• #20877
     saloni gupta #672
    Forcetalks

    what is the use of Database.Stateful in batch class?

    why do we implement  Database.Stateful  in batch class?

    #20883
    Salesforce | Sudhir Sudhir #617
    Forcetalks

    I think you can do a little bit of searching inside Salesforce Apex Developer Guide to get this answer.

    Each execution of a batch Apex job is considered a discrete transaction. For example, a batch Apex job that contains 1,000 records and is executed without the optional scope parameter is considered five transactions of 200 records each.

    If you specify Database.Stateful in the class definition, you can maintain state across these transactions. When using Database.Stateful, only instance member variables retain their values between transactions. Static member variables don’t retain their values and are reset between transactions. Maintaining state is useful for counting or summarizing records as they’re processed. For example, suppose your job processed opportunity records. You could define a method in execute to aggregate totals of the opportunity amounts as they were processed.

    If you don’t specify Database.Stateful, all static and instance member variables are set back to their original values.

    #copied  #Salesforce_Apex_Developer_Guide

    Is there any specific answer you are seeking for? Please ask.

    #20884
    Salesforce | Aman Aman #4
    Forcetalks

    Each execution of a batch Apex job is considered a discrete transaction. For example, a batch Apex job that contains 1,000 records and is executed without the optional scope parameter is considered five transactions of 200 records each.

    If you specify Database.Stateful in the class definition, you can maintain state across these transactions. When using Database.Stateful, only instance member variables retain their values between transactions. Static member variables don’t retain their values and are reset between transactions. Maintaining state is useful for counting or summarizing records as they’re processed. For example, suppose your job processed opportunity records. You could define a method in execute to aggregate totals of the opportunity amounts as they were processed.

    If you don’t specify Database.Stateful, all static and instance member variables are set back to their original values.

    The following example summarizes a custom field total__c as the records are processed.

    global class SummarizeAccountTotal implements
    Database.Batchable<sObject>, Database.Stateful{
    global final String Query;
    global integer Summary;
    global SummarizeAccountTotal(String q){Query=q;
    Summary = 0;
    }
    global Database.QueryLocator start(Database.BatchableContext BC){
    return Database.getQueryLocator(query);
    }
    global void execute(
    Database.BatchableContext BC,
    List<sObject> scope){
    for(sObject s : scope){
    Summary = Integer.valueOf(s.get(‘total__c’))+Summary;
    }
    }
    global void finish(Database.BatchableContext BC){

    }
    }

     

    #20890
     saloni gupta #672
    Forcetalks

    thanks sudhir, Can you give any example for this scenario ?

    #20899
    Salesforce | Sudhir Sudhir #617
    Forcetalks

    Look at the example in the Aman’s response above.

    #35351
    Salesforce | Parul Parul #2
    Forcetalks

    Adding some more point:

    Hi

    Implementing database.stateful will maintain your state so the map that you are using in execute method will contain all the error messages after the completion of execute method.In finish method you will have aggregate of all errors that can be finally used .

    Thanks

    #35411
    Salesforce | shariq shariq #1
    Forcetalks

    Hi,

    The only time you need Database.Stateful is when the execute method modifies a class variable in a way meant to be used across multiple execute methods or in the finish method.
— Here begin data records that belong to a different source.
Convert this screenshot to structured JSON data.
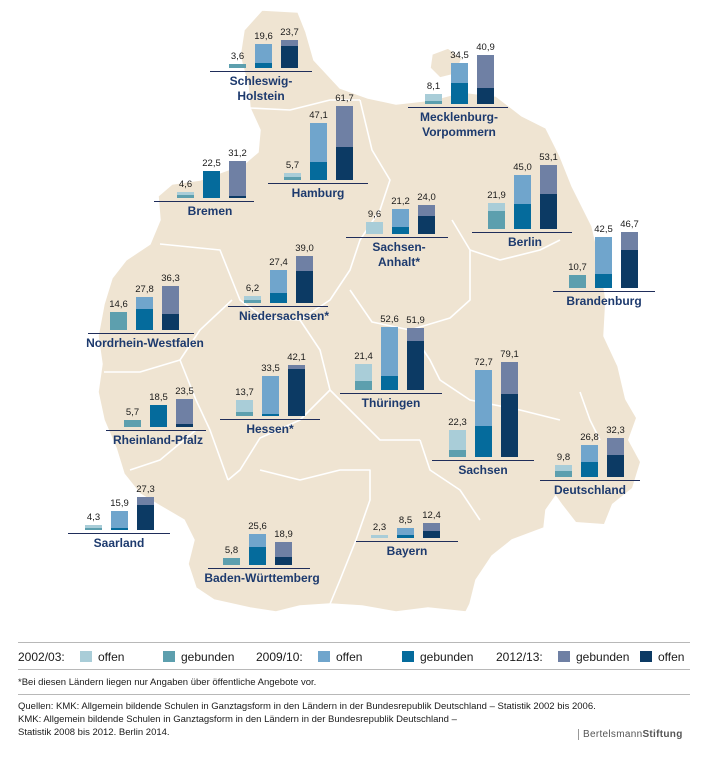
{
  "colors": {
    "offen_2002": "#a9cdd8",
    "gebunden_2002": "#5d9fae",
    "offen_2009": "#70a5cc",
    "gebunden_2009": "#056b9c",
    "gebunden_2012": "#6f80a4",
    "offen_2012": "#0c3a64",
    "map_fill": "#efe4d2",
    "state_label": "#1d3a6e"
  },
  "legend": {
    "p1_label": "2002/03:",
    "p2_label": "2009/10:",
    "p3_label": "2012/13:",
    "offen": "offen",
    "gebunden": "gebunden"
  },
  "notes": {
    "footnote": "*Bei diesen Ländern liegen nur Angaben über öffentliche Angebote vor.",
    "source1": "Quellen: KMK: Allgemein bildende Schulen in Ganztagsform in den Ländern in der Bundesrepublik Deutschland – Statistik 2002 bis 2006.",
    "source2": "KMK: Allgemein bildende Schulen in Ganztagsform in den Ländern in der Bundesrepublik Deutschland –",
    "source3": "Statistik 2008 bis 2012. Berlin 2014."
  },
  "logo": {
    "part1": "Bertelsmann",
    "part2": "Stiftung"
  },
  "chart_data": {
    "type": "bar",
    "stacked": true,
    "unit": "percent",
    "periods": [
      "2002/03",
      "2009/10",
      "2012/13"
    ],
    "series_names": [
      "offen",
      "gebunden"
    ],
    "states": [
      {
        "name": "Schleswig-Holstein",
        "totals": [
          3.6,
          19.6,
          23.7
        ],
        "gebunden": [
          3.6,
          4.2,
          5.6
        ],
        "offen": [
          0.0,
          15.4,
          18.1
        ]
      },
      {
        "name": "Mecklenburg-Vorpommern",
        "totals": [
          8.1,
          34.5,
          40.9
        ],
        "gebunden": [
          2.4,
          17.3,
          27.3
        ],
        "offen": [
          5.7,
          17.2,
          13.6
        ]
      },
      {
        "name": "Hamburg",
        "totals": [
          5.7,
          47.1,
          61.7
        ],
        "gebunden": [
          2.9,
          14.8,
          34.1
        ],
        "offen": [
          2.8,
          32.3,
          27.6
        ]
      },
      {
        "name": "Bremen",
        "totals": [
          4.6,
          22.5,
          31.2
        ],
        "gebunden": [
          2.1,
          22.5,
          29.3
        ],
        "offen": [
          2.5,
          0.0,
          1.9
        ]
      },
      {
        "name": "Berlin",
        "totals": [
          21.9,
          45.0,
          53.1
        ],
        "gebunden": [
          14.8,
          21.0,
          23.9
        ],
        "offen": [
          7.1,
          24.0,
          29.2
        ]
      },
      {
        "name": "Sachsen-\nAnhalt*",
        "totals": [
          9.6,
          21.2,
          24.0
        ],
        "gebunden": [
          0.0,
          5.7,
          9.4
        ],
        "offen": [
          9.6,
          15.5,
          14.6
        ]
      },
      {
        "name": "Niedersachsen*",
        "totals": [
          6.2,
          27.4,
          39.0
        ],
        "gebunden": [
          2.3,
          8.3,
          12.0
        ],
        "offen": [
          3.9,
          19.1,
          27.0
        ]
      },
      {
        "name": "Nordrhein-Westfalen",
        "totals": [
          14.6,
          27.8,
          36.3
        ],
        "gebunden": [
          14.6,
          17.9,
          22.7
        ],
        "offen": [
          0.0,
          9.9,
          13.6
        ]
      },
      {
        "name": "Brandenburg",
        "totals": [
          10.7,
          42.5,
          46.7
        ],
        "gebunden": [
          10.7,
          11.3,
          14.7
        ],
        "offen": [
          0.0,
          31.2,
          32.0
        ]
      },
      {
        "name": "Thüringen",
        "totals": [
          21.4,
          52.6,
          51.9
        ],
        "gebunden": [
          7.5,
          11.4,
          11.1
        ],
        "offen": [
          13.9,
          41.2,
          40.8
        ]
      },
      {
        "name": "Sachsen",
        "totals": [
          22.3,
          72.7,
          79.1
        ],
        "gebunden": [
          6.2,
          25.7,
          26.6
        ],
        "offen": [
          16.1,
          47.0,
          52.5
        ]
      },
      {
        "name": "Hessen*",
        "totals": [
          13.7,
          33.5,
          42.1
        ],
        "gebunden": [
          3.6,
          1.8,
          2.7
        ],
        "offen": [
          10.1,
          31.7,
          39.4
        ]
      },
      {
        "name": "Rheinland-Pfalz",
        "totals": [
          5.7,
          18.5,
          23.5
        ],
        "gebunden": [
          5.7,
          18.5,
          21.0
        ],
        "offen": [
          0.0,
          0.0,
          2.5
        ]
      },
      {
        "name": "Saarland",
        "totals": [
          4.3,
          15.9,
          27.3
        ],
        "gebunden": [
          2.0,
          1.8,
          6.4
        ],
        "offen": [
          2.3,
          14.1,
          20.9
        ]
      },
      {
        "name": "Bayern",
        "totals": [
          2.3,
          8.5,
          12.4
        ],
        "gebunden": [
          0.0,
          2.7,
          6.6
        ],
        "offen": [
          2.3,
          5.8,
          5.8
        ]
      },
      {
        "name": "Baden-Württemberg",
        "totals": [
          5.8,
          25.6,
          18.9
        ],
        "gebunden": [
          5.8,
          14.6,
          12.4
        ],
        "offen": [
          0.0,
          11.0,
          6.5
        ]
      },
      {
        "name": "Deutschland",
        "totals": [
          9.8,
          26.8,
          32.3
        ],
        "gebunden": [
          4.6,
          12.6,
          14.2
        ],
        "offen": [
          5.2,
          14.2,
          18.1
        ]
      }
    ]
  }
}
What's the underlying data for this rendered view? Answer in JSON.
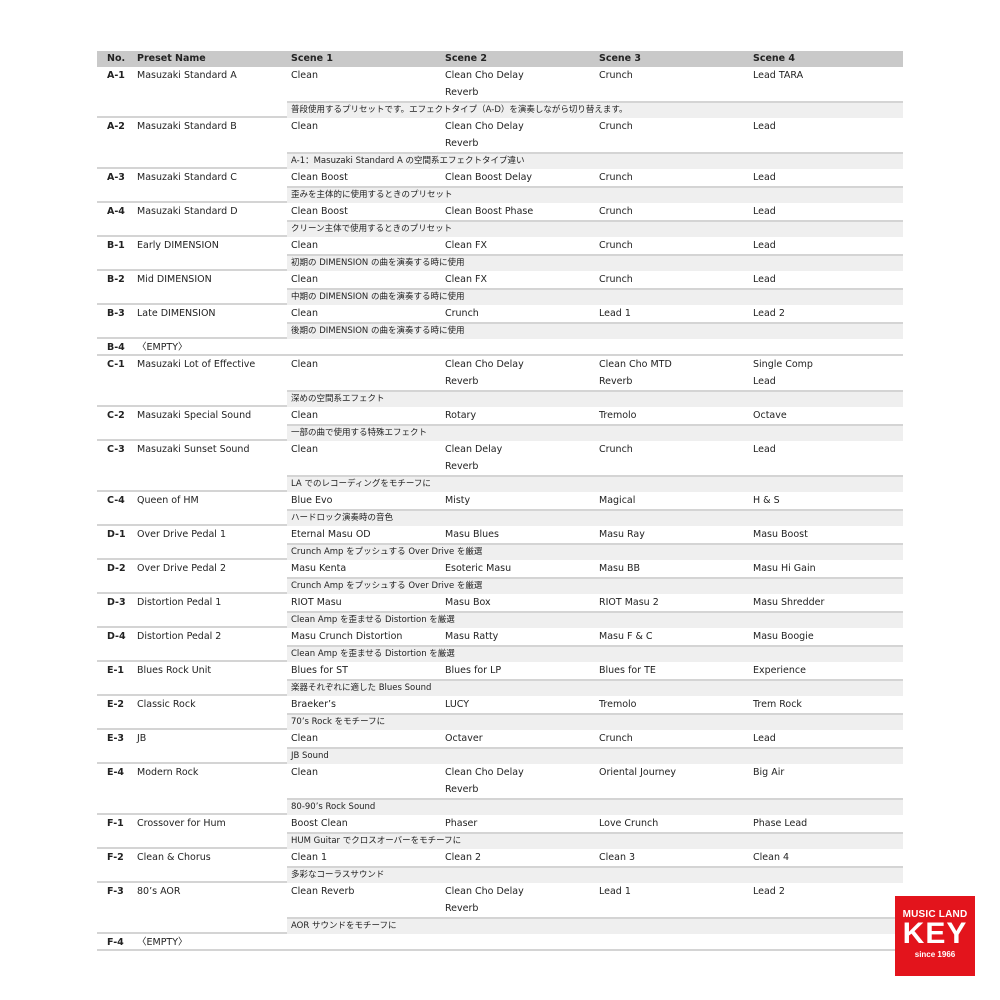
{
  "header": {
    "no": "No.",
    "name": "Preset Name",
    "scenes": [
      "Scene 1",
      "Scene 2",
      "Scene 3",
      "Scene 4"
    ]
  },
  "presets": [
    {
      "no": "A-1",
      "name": "Masuzaki Standard A",
      "scenes": [
        [
          "Clean"
        ],
        [
          "Clean Cho Delay",
          "Reverb"
        ],
        [
          "Crunch"
        ],
        [
          "Lead TARA"
        ]
      ],
      "note": "普段使用するプリセットです。エフェクトタイプ（A-D）を演奏しながら切り替えます。"
    },
    {
      "no": "A-2",
      "name": "Masuzaki Standard B",
      "scenes": [
        [
          "Clean"
        ],
        [
          "Clean Cho Delay",
          "Reverb"
        ],
        [
          "Crunch"
        ],
        [
          "Lead"
        ]
      ],
      "note": "A-1：Masuzaki Standard A の空間系エフェクトタイプ違い"
    },
    {
      "no": "A-3",
      "name": "Masuzaki Standard C",
      "scenes": [
        [
          "Clean Boost"
        ],
        [
          "Clean Boost Delay"
        ],
        [
          "Crunch"
        ],
        [
          "Lead"
        ]
      ],
      "note": "歪みを主体的に使用するときのプリセット"
    },
    {
      "no": "A-4",
      "name": "Masuzaki Standard D",
      "scenes": [
        [
          "Clean Boost"
        ],
        [
          "Clean Boost Phase"
        ],
        [
          "Crunch"
        ],
        [
          "Lead"
        ]
      ],
      "note": "クリーン主体で使用するときのプリセット"
    },
    {
      "no": "B-1",
      "name": "Early DIMENSION",
      "scenes": [
        [
          "Clean"
        ],
        [
          "Clean FX"
        ],
        [
          "Crunch"
        ],
        [
          "Lead"
        ]
      ],
      "note": "初期の DIMENSION の曲を演奏する時に使用"
    },
    {
      "no": "B-2",
      "name": "Mid DIMENSION",
      "scenes": [
        [
          "Clean"
        ],
        [
          "Clean FX"
        ],
        [
          "Crunch"
        ],
        [
          "Lead"
        ]
      ],
      "note": "中期の DIMENSION の曲を演奏する時に使用"
    },
    {
      "no": "B-3",
      "name": "Late DIMENSION",
      "scenes": [
        [
          "Clean"
        ],
        [
          "Crunch"
        ],
        [
          "Lead 1"
        ],
        [
          "Lead 2"
        ]
      ],
      "note": "後期の DIMENSION の曲を演奏する時に使用"
    },
    {
      "no": "B-4",
      "name": "〈EMPTY〉",
      "scenes": [],
      "note": ""
    },
    {
      "no": "C-1",
      "name": "Masuzaki Lot of Effective",
      "scenes": [
        [
          "Clean"
        ],
        [
          "Clean Cho Delay",
          "Reverb"
        ],
        [
          "Clean Cho MTD",
          "Reverb"
        ],
        [
          "Single Comp",
          "Lead"
        ]
      ],
      "note": "深めの空間系エフェクト"
    },
    {
      "no": "C-2",
      "name": "Masuzaki Special Sound",
      "scenes": [
        [
          "Clean"
        ],
        [
          "Rotary"
        ],
        [
          "Tremolo"
        ],
        [
          "Octave"
        ]
      ],
      "note": "一部の曲で使用する特殊エフェクト"
    },
    {
      "no": "C-3",
      "name": "Masuzaki Sunset Sound",
      "scenes": [
        [
          "Clean"
        ],
        [
          "Clean Delay",
          "Reverb"
        ],
        [
          "Crunch"
        ],
        [
          "Lead"
        ]
      ],
      "note": "LA でのレコーディングをモチーフに"
    },
    {
      "no": "C-4",
      "name": "Queen of HM",
      "scenes": [
        [
          "Blue Evo"
        ],
        [
          "Misty"
        ],
        [
          "Magical"
        ],
        [
          "H & S"
        ]
      ],
      "note": "ハードロック演奏時の音色"
    },
    {
      "no": "D-1",
      "name": "Over Drive Pedal 1",
      "scenes": [
        [
          "Eternal Masu OD"
        ],
        [
          "Masu Blues"
        ],
        [
          "Masu Ray"
        ],
        [
          "Masu Boost"
        ]
      ],
      "note": "Crunch Amp をプッシュする Over Drive を厳選"
    },
    {
      "no": "D-2",
      "name": "Over Drive Pedal 2",
      "scenes": [
        [
          "Masu Kenta"
        ],
        [
          "Esoteric Masu"
        ],
        [
          "Masu BB"
        ],
        [
          "Masu Hi Gain"
        ]
      ],
      "note": "Crunch Amp をプッシュする Over Drive を厳選"
    },
    {
      "no": "D-3",
      "name": "Distortion Pedal 1",
      "scenes": [
        [
          "RIOT Masu"
        ],
        [
          "Masu Box"
        ],
        [
          "RIOT Masu 2"
        ],
        [
          "Masu Shredder"
        ]
      ],
      "note": "Clean Amp を歪ませる Distortion を厳選"
    },
    {
      "no": "D-4",
      "name": "Distortion Pedal 2",
      "scenes": [
        [
          "Masu Crunch Distortion"
        ],
        [
          "Masu Ratty"
        ],
        [
          "Masu F & C"
        ],
        [
          "Masu Boogie"
        ]
      ],
      "note": "Clean Amp を歪ませる Distortion を厳選"
    },
    {
      "no": "E-1",
      "name": "Blues Rock Unit",
      "scenes": [
        [
          "Blues for ST"
        ],
        [
          "Blues for LP"
        ],
        [
          "Blues for TE"
        ],
        [
          "Experience"
        ]
      ],
      "note": "楽器それぞれに適した Blues Sound"
    },
    {
      "no": "E-2",
      "name": "Classic Rock",
      "scenes": [
        [
          "Braeker’s"
        ],
        [
          "LUCY"
        ],
        [
          "Tremolo"
        ],
        [
          "Trem Rock"
        ]
      ],
      "note": "70’s Rock をモチーフに"
    },
    {
      "no": "E-3",
      "name": "JB",
      "scenes": [
        [
          "Clean"
        ],
        [
          "Octaver"
        ],
        [
          "Crunch"
        ],
        [
          "Lead"
        ]
      ],
      "note": "JB Sound"
    },
    {
      "no": "E-4",
      "name": "Modern Rock",
      "scenes": [
        [
          "Clean"
        ],
        [
          "Clean Cho Delay",
          "Reverb"
        ],
        [
          "Oriental Journey"
        ],
        [
          "Big Air"
        ]
      ],
      "note": "80-90’s Rock Sound"
    },
    {
      "no": "F-1",
      "name": "Crossover for Hum",
      "scenes": [
        [
          "Boost Clean"
        ],
        [
          "Phaser"
        ],
        [
          "Love Crunch"
        ],
        [
          "Phase Lead"
        ]
      ],
      "note": "HUM Guitar でクロスオーバーをモチーフに"
    },
    {
      "no": "F-2",
      "name": "Clean & Chorus",
      "scenes": [
        [
          "Clean 1"
        ],
        [
          "Clean 2"
        ],
        [
          "Clean 3"
        ],
        [
          "Clean 4"
        ]
      ],
      "note": "多彩なコーラスサウンド"
    },
    {
      "no": "F-3",
      "name": "80’s AOR",
      "scenes": [
        [
          "Clean Reverb"
        ],
        [
          "Clean Cho Delay",
          "Reverb"
        ],
        [
          "Lead 1"
        ],
        [
          "Lead 2"
        ]
      ],
      "note": "AOR サウンドをモチーフに"
    },
    {
      "no": "F-4",
      "name": "〈EMPTY〉",
      "scenes": [],
      "note": ""
    }
  ],
  "logo": {
    "line1": "MUSIC LAND",
    "line2": "KEY",
    "line3": "since 1966",
    "color": "#e3141c"
  }
}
The majority of batches you will ever write will not need Database.Stateful. It’s important to know that using Database.Stateful will harm your batch’s performance, because the class will be serialized at the end of each execute method to update its internal state. This extra serialization results in longer execution time.

    If you’re ever not sure if you need it, simply ask yourself two questions: (1) “Does one execute method need data from a previous execute method?”, and (2) “Does the finish method need data from any previous execute method?” If the answer to both of these questions is no, then you do not need Database.Stateful. If the answer is yes, then you may want to use Database.Stateful. Keep in mind that there are alternative means to using Database.Stateful, such as storing data in a Custom Setting, which may offer better performance in some cases.

    Hope this helps.

    #51882
    Forcetalks

    scenario like:- for all the contacts for their birthday if you want to send email, that time you can use this to fetch all email id’s of contacts which are running in batches.

    #52361
     Divya #11
    Forcetalks

    Hi,

    Database.Stateful  maintains state across the transactions. When using Database.Stateful, only instance member variables retain their values between transactions. Static member variables don’t retain their values and are reset between transactions. Maintaining state is useful for counting or summarizing records as they’re processed. For example, suppose your job processed opportunity records. You could define a method in execute to aggregate totals of the opportunity amounts as they were processed.